Following the Xinhai Revolution of 1911, Daqing Bank was renamed the Bank of China. This bank continues to exist today.

Another government bank, the Bank of Communications (交通銀行), was organised in 1908 by the Ministry of Posts and Communications to raise money for the redemption of the Beijing-Hankou Railway from Belgian contractors. The bank’s aim was to unify funding for steamship lines, railways, as well as telegraph and postal facilities.

Private banks

The first private bank dates to 1897, courtesy of the entrepreneurship of Shen Xuanhui. Three private banks appeared in the late Qing period, all created by private entrepreneurs without state funding. The Xincheng Bank was established in Shanghai in 1906, followed by the National Commercial Bank in Hangzhou the following year, and the Ningbo Commercial and Savings Bank (四明銀行) in 1908. In that year, the Regulations of Banking Registration was issued by the Ministry of Revenue, which continued to have effect well after the fall of the Qing dynasty.

A lion’s share of the profitable official remittance business was taken by the Daqing Bank from the piaohao. The piaohao all but disappeared following the Xinhai Revolution in 1911.

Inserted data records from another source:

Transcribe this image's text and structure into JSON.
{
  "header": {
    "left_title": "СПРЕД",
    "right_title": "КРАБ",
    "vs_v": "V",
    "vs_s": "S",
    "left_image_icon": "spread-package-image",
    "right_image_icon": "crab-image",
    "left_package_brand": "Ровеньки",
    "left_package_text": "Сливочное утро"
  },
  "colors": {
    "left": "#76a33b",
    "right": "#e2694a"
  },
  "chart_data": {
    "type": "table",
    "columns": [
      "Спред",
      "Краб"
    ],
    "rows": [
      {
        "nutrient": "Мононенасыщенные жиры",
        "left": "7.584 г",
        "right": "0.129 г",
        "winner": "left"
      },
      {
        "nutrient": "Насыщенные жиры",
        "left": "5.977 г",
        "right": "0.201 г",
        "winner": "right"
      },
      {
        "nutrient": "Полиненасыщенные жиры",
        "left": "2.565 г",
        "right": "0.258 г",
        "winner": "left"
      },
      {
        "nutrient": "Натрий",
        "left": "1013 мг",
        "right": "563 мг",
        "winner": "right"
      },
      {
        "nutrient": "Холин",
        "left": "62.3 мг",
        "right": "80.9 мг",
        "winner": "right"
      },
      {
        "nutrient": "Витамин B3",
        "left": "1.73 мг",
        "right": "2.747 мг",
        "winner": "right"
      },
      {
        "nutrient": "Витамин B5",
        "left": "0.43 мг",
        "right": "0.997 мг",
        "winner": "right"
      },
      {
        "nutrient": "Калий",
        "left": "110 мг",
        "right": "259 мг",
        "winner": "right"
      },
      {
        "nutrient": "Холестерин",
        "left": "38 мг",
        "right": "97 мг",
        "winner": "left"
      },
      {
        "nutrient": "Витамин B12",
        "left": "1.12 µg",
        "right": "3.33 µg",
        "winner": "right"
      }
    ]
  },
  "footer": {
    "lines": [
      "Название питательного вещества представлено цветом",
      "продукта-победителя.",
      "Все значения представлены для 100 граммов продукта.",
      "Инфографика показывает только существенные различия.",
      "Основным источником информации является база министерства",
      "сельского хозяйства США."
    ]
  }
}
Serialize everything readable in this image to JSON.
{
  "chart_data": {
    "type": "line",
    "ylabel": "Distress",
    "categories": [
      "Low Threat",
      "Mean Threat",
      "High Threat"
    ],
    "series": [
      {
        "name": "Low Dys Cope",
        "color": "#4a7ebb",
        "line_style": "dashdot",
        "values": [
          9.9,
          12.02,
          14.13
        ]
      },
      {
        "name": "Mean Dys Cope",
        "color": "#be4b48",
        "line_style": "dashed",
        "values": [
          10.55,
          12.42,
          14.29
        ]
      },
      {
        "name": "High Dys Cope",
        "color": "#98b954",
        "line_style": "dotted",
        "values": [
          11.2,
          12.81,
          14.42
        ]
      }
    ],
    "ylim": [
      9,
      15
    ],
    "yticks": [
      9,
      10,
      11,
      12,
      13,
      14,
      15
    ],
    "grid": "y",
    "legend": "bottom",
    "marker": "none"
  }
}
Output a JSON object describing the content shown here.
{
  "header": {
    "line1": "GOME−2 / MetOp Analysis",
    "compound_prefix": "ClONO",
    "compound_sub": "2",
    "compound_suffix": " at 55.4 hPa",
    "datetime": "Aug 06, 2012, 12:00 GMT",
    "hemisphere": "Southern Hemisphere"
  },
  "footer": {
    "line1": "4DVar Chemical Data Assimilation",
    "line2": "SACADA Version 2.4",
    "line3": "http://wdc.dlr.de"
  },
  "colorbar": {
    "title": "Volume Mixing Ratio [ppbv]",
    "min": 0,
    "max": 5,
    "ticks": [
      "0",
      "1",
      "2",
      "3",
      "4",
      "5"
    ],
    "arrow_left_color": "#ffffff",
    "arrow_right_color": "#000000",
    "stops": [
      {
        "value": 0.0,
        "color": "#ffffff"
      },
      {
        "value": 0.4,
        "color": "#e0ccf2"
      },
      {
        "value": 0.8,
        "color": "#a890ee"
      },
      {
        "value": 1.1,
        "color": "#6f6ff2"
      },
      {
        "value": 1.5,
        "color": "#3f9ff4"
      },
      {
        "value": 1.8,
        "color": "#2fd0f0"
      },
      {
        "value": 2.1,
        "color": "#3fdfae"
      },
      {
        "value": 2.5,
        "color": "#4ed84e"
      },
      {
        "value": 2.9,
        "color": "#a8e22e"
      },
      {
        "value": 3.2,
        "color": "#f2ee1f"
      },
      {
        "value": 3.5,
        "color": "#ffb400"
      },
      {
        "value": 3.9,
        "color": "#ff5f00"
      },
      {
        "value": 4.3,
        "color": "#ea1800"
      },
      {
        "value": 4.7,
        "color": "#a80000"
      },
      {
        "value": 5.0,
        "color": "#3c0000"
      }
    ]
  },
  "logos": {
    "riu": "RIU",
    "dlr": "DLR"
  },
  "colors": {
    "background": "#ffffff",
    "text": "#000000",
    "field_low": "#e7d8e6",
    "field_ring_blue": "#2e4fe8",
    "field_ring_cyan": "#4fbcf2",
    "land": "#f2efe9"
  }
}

The same period saw the increasing power of private interests in modern Chinese banking and the concentration of banking capital. In Shanghai, the so-called “southern three banks” (南三行) were established. They were the Shanghai Commercial and Savings Bank (上海商業儲蓄銀行), the National Commercial Bank (浙江興業銀行), and the Zhejiang Industrial Bank (浙江實業銀行). Four other banks, known as the “northern four banks” (北四行) emerged later. They were the Yien Yieh Commercial Bank (鹽業銀行), the Kincheng Banking Corporation (金城銀行), the Continental Bank (大陸銀行), and the China & South Sea Bank (中南銀行). The first three were initiated by current and retired officials of the Beijing government, whilst the last was created by an overseas Chinese.